- Mohammadabad Location within Iran
- Coordinates: 36°21′49″N 52°21′19″E﻿ / ﻿36.36361°N 52.35528°E
- Country: Iran
- Province: Mazandaran
- County: Amol
- District: Dasht-e Sar
- Rural District: Dasht-e Sar-e Gharbi

Population (2016)
- • Total: 20
- Time zone: UTC+3:30 (IRST)

= Mohammadabad, Dasht-e Sar =

Village in Mazandaran province, Iran

Mohammadabad (محمداباد) (Note: Also romanized as Moḩammadābād) is a village in Dasht-e Sar-e Gharbi Rural District of Dasht-e Sar District, Amol County, Mazandaran province, Iran.

==Demographics==
===Population===
At the time of the 2006 National Census, the village's population was 84 in 22 households, when it was in Dasht-e Sar Rural District (Note: Renamed Dasht-e Sar-e Sharqi Rural District) of Dabudasht District.
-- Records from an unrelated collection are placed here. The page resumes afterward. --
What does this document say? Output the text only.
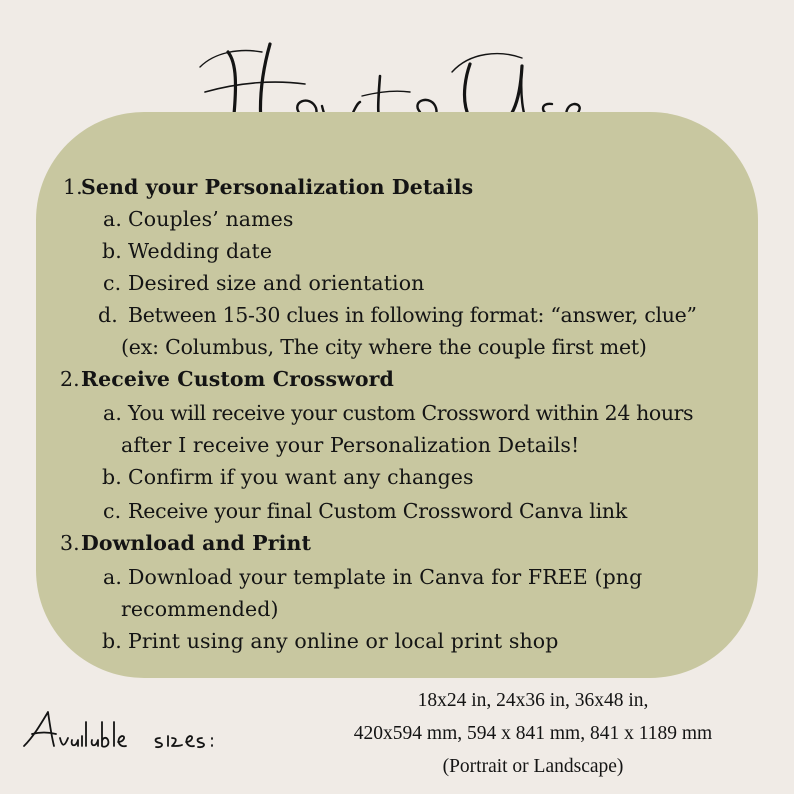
1.
Send your Personalization Details
a. Couples’ names
b. Wedding date
c. Desired size and orientation
d. Between 15-30 clues in following format: “answer, clue”
(ex: Columbus, The city where the couple first met)
2. Receive Custom Crossword
a. You will receive your custom Crossword within 24 hours
after I receive your Personalization Details!
b. Confirm if you want any changes
c. Receive your final Custom Crossword Canva link
3. Download and Print
a. Download your template in Canva for FREE (png
recommended)
b. Print using any online or local print shop
18x24 in, 24x36 in, 36x48 in,
420x594 mm, 594 x 841 mm, 841 x 1189 mm
(Portrait or Landscape)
The following census in 2011 counted 24 people in seven households. The 2016 census measured the population of the village as 20 people in seven households, by which time the rural district had been separated from the district in the formation of Dasht-e Sar District and renamed Dasht-e Sar-e Sharqi Rural District. Mohammadabad was transferred to Dasht-e Sar-e Gharbi Rural District created in the new district.